The researchers organised a transport of 500kg of relatively fresh snow (no older than 20 years) from the Kohnen Station in Antarctica to Munich, Germany, melted it in the lab, passed it through a filter, and evaporated it to collect dust and micrometeorites. They incinerated the dust, then put it into an Accelerator Mass Spectrometer.

This method creates charged ions out of the sample, and passes the ions through a magnet and into a particle accelerator before sending it into the detector. It allows the researchers to look for only specific atomic isotopes.

Specifically, the team hoped to find iron-60, a long-lived radioactive isotope released by exploding stars, or supernovae. But the iron-60 might have come from other sources, such as matter irradiated by cosmic rays.

In order to ensure that they were truly measuring interstellar dust, they also searched the sample for manganese-53, another isotope produced by high-energy cosmic rays, and compared their ratio of iron-60 and manganese-53 to the ratio they’d expect if there was no interstellar dust.

They measured way more iron-60 than they’d expect from cosmic rays alone, according to the paper published in Physical Review Letters.

How did the dust get there? Well, this team of researchers has previously shown that a nearby supernova deposited iron-60 in the solar system in the past 1.5 million to 3 million years, explained the study author Thomas Faestermann from TU Munich. If this iron-60-rich dust is still raining down onto Earth, then we could be passing through a dust cloud left over from this supernova.

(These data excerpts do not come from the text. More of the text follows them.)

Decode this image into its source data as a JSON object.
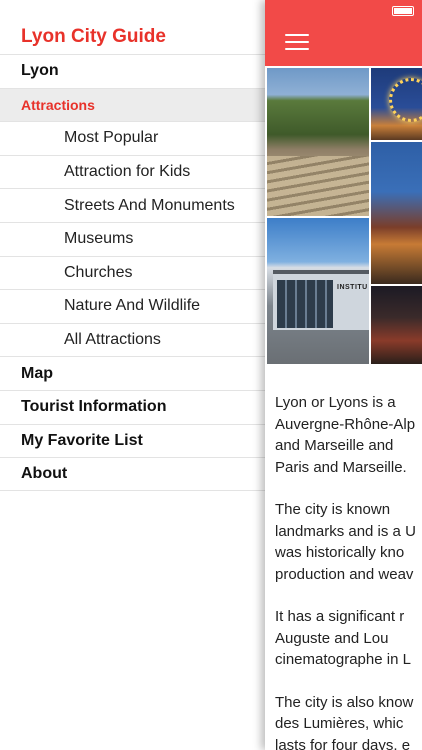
{
  "menu": {
    "app_title": "Lyon City Guide",
    "items": [
      {
        "label": "Lyon",
        "type": "top"
      },
      {
        "label": "Attractions",
        "type": "section"
      },
      {
        "label": "Most Popular",
        "type": "sub"
      },
      {
        "label": "Attraction for Kids",
        "type": "sub"
      },
      {
        "label": "Streets And Monuments",
        "type": "sub"
      },
      {
        "label": "Museums",
        "type": "sub"
      },
      {
        "label": "Churches",
        "type": "sub"
      },
      {
        "label": "Nature And Wildlife",
        "type": "sub"
      },
      {
        "label": "All Attractions",
        "type": "sub"
      },
      {
        "label": "Map",
        "type": "top"
      },
      {
        "label": "Tourist Information",
        "type": "top"
      },
      {
        "label": "My Favorite List",
        "type": "top"
      },
      {
        "label": "About",
        "type": "top"
      }
    ]
  },
  "main": {
    "photo_sign": "INSTITU",
    "paragraphs": [
      [
        "Lyon or Lyons is a",
        "Auvergne-Rhône-Alp",
        "and Marseille and",
        "Paris and Marseille."
      ],
      [
        "The city is known",
        "landmarks and is a U",
        "was historically kno",
        "production and weav"
      ],
      [
        "It has a significant r",
        "Auguste and Lou",
        "cinematographe in L"
      ],
      [
        "The city is also know",
        "des Lumières, whic",
        "lasts for four days, e"
      ]
    ]
  },
  "colors": {
    "accent": "#e8322a",
    "navbar": "#f24a48",
    "section_bg": "#ececec"
  },
  "icons": {
    "menu": "hamburger-icon",
    "battery": "battery-icon"
  }
}
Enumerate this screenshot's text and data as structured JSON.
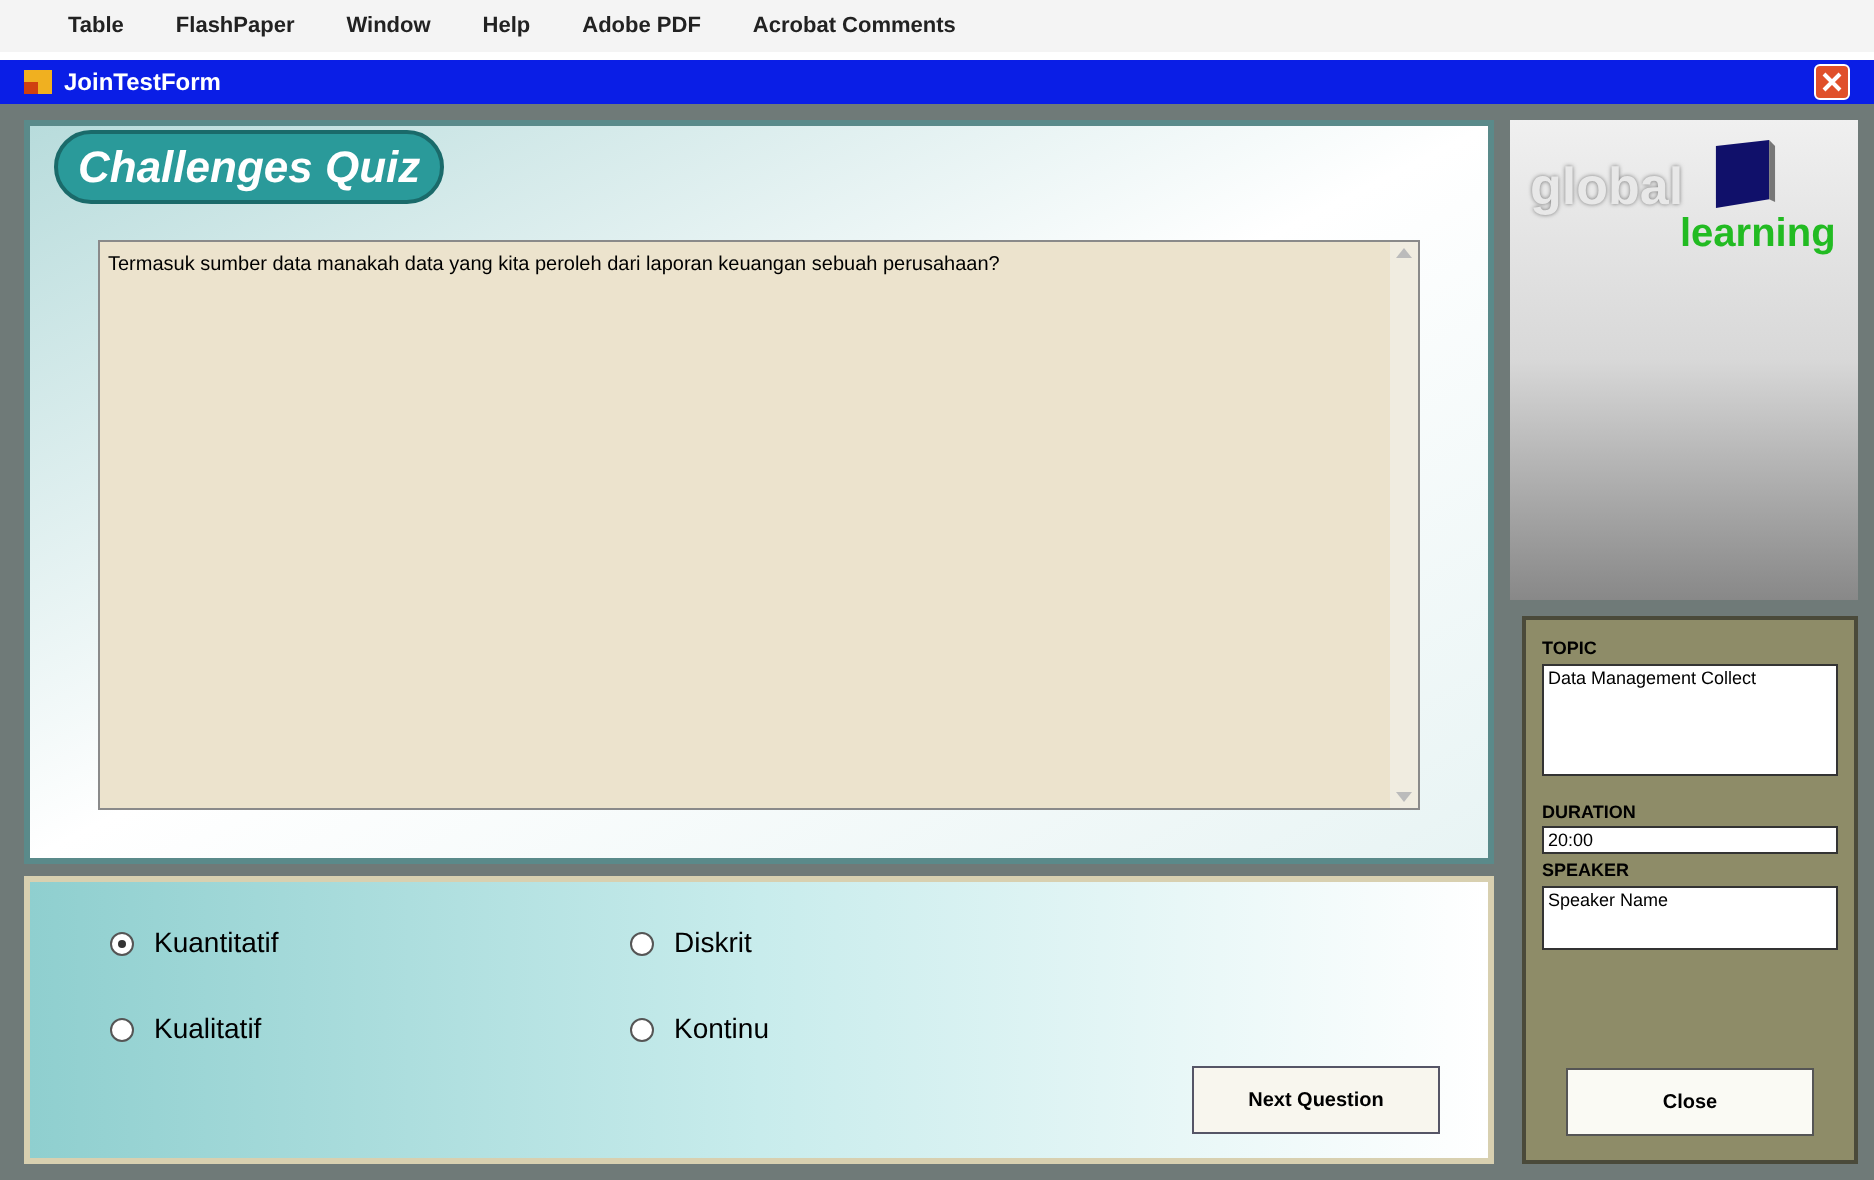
{
  "menu_bar": [
    "Table",
    "FlashPaper",
    "Window",
    "Help",
    "Adobe PDF",
    "Acrobat Comments"
  ],
  "window": {
    "title": "JoinTestForm"
  },
  "quiz": {
    "title": "Challenges Quiz",
    "question": "Termasuk sumber data manakah data yang kita peroleh dari laporan keuangan sebuah perusahaan?"
  },
  "logo": {
    "word_1": "global",
    "word_2": "learning"
  },
  "answers": [
    {
      "label": "Kuantitatif",
      "selected": true
    },
    {
      "label": "Diskrit",
      "selected": false
    },
    {
      "label": "Kualitatif",
      "selected": false
    },
    {
      "label": "Kontinu",
      "selected": false
    }
  ],
  "next_button": "Next Question",
  "info": {
    "topic_label": "TOPIC",
    "topic": "Data Management  Collect",
    "duration_label": "DURATION",
    "duration": "20:00",
    "speaker_label": "SPEAKER",
    "speaker": "Speaker Name"
  },
  "close_button": "Close"
}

Studies such as these can better paint a picture of the interstellar environment through which the Sun is travelling. Astronomers have gathered that the Sun is in the midst of a “Local Bubble”, an area where the interstellar medium is much less dense than average, perhaps because of a relatively recent supernova.

Inside the bubble is the Local Interstellar Cloud, a region that’s a little denser than the Bubble. Radioactive nuclei from Antarctic snow could be an important way to probe the origins of the Bubble and Cloud.

There’s plenty more work — Koll hopes to one day explore older material to see how the deposition of this dust changed over time.

But Antarctica is more than just an icy desert. It could be concealing a secret history of ancient supernovae.